On those tapes, Larkin and his team spotted a man entering the restroom holding a tuxedo bag by its hanger. Moments later, he exited clutching a more awkwardly stuffed tuxedo bag. The man was then seen stepping out of an elevator en route to his room.
Surveying the guest records, Larkin assembled a short list of names affiliated with a wedding party staying at the Citizen. “Just by luck,” he says, “the first name I chose to look at, I googled him and found a [picture on a] LinkedIn page that looked exactly like him.”
Better still, Larkin found that he shared a mutual connection with the suspected art thief. They consulted about his hunch, which only solidified soon after when Larkin found incriminating party photos of the print-poacher on Facebook that he won’t comment on. On Monday, Dec. 2, Larkin handed off his footage and other evidence to the Sacramento Police Department. The next day, detectives paid The Citizen a visit, agreeing that management had cracked the case.
Within hours, Larkin received a call from the detectives, who found the profoundly remorseful amateur art heister at his residence. When the police arrived, the culprit opened the door and said to them, “Thank you for coming.” He told the police that he already knew the hotel was on to him because he noticed that members of the hotel staff had viewed his LinkedIn account that week. After the bust, he called Larkin to explain that he had taken the Ramos painting as an intoxicated impulse after a long night of partying, and that he’d spent the week considering ways to return the work without getting busted.
“The more he thought about it, the harder it was for him to find a way to do it where he didn’t have to walk in and hand it to somebody,” Larkin says. “When [the cops] showed up, it took away his angst of what to do. The guilt was killing him.”
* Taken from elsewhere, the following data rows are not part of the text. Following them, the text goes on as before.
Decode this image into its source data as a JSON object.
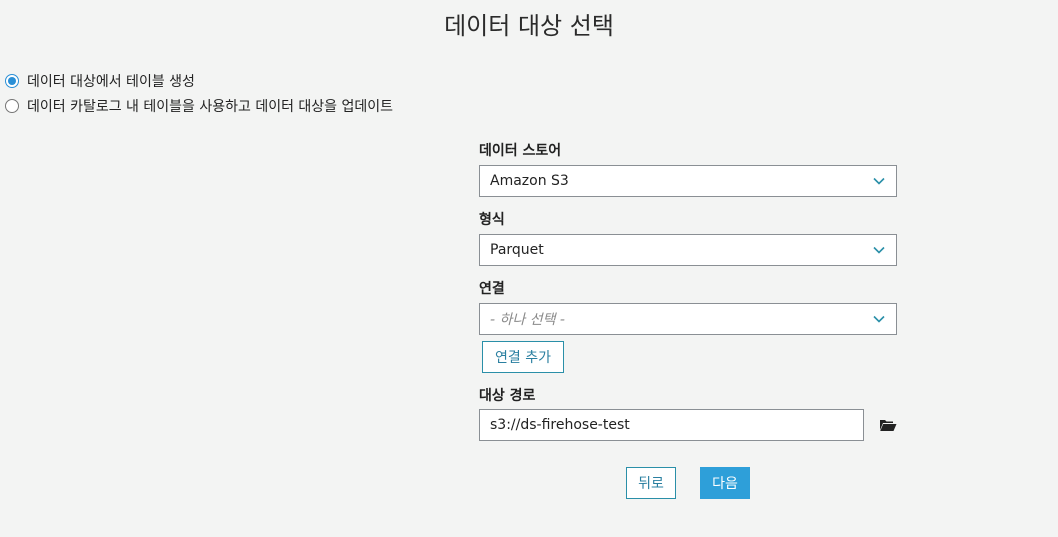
{
  "page": {
    "title": "데이터 대상 선택"
  },
  "options": [
    {
      "label": "데이터 대상에서 테이블 생성",
      "selected": true
    },
    {
      "label": "데이터 카탈로그 내 테이블을 사용하고 데이터 대상을 업데이트",
      "selected": false
    }
  ],
  "form": {
    "data_store": {
      "label": "데이터 스토어",
      "value": "Amazon S3"
    },
    "format": {
      "label": "형식",
      "value": "Parquet"
    },
    "connection": {
      "label": "연결",
      "placeholder": "- 하나 선택 -",
      "add_button": "연결 추가"
    },
    "target_path": {
      "label": "대상 경로",
      "value": "s3://ds-firehose-test",
      "icon": "folder-open-icon"
    }
  },
  "buttons": {
    "back": "뒤로",
    "next": "다음"
  },
  "colors": {
    "accent": "#2e9fd9",
    "background": "#f3f4f3",
    "radio_checked": "#2a8fd6"
  }
}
An impromptu Citizen tribunal convened to determine the thief’s penalty. Opting against pressing charges, the hotel executives instead conjured a punitive crackdown of their own. First, they asked him to commit to donating 40 hours of service to the homeless shelter Loaves & Fishes by the end of December. He readily agreed. The second “punishment” was leveled more in the spirit of cheeky comeuppance (not to mention clever marketing).
Yesterday, Dec. 5, at the hotel’s request, the thief returned to the scene of the crime and took pen to paper, filling a page of Citizen letterhead with the sentence, “I will never again get drunk at a wedding and steal the Naked Cigar Picture above the urinal in the Citizen Hotel,” a la Bart Simpson on a classroom chalkboard, over and over. (The thief, whom Larkin declines to name, also handwrote an apology for “wasting the invaluable time of the Sacramento Police Department.”) Larkin says the letter will be framed and displayed alongside a newly remounted—and very securely fastened—Ramos print early next week.
Larkin credits the holiday season for the hotel’s leniency, but warns that other prospective bathroom bandits won’t receive a similarly spirited Citizen’s arrest.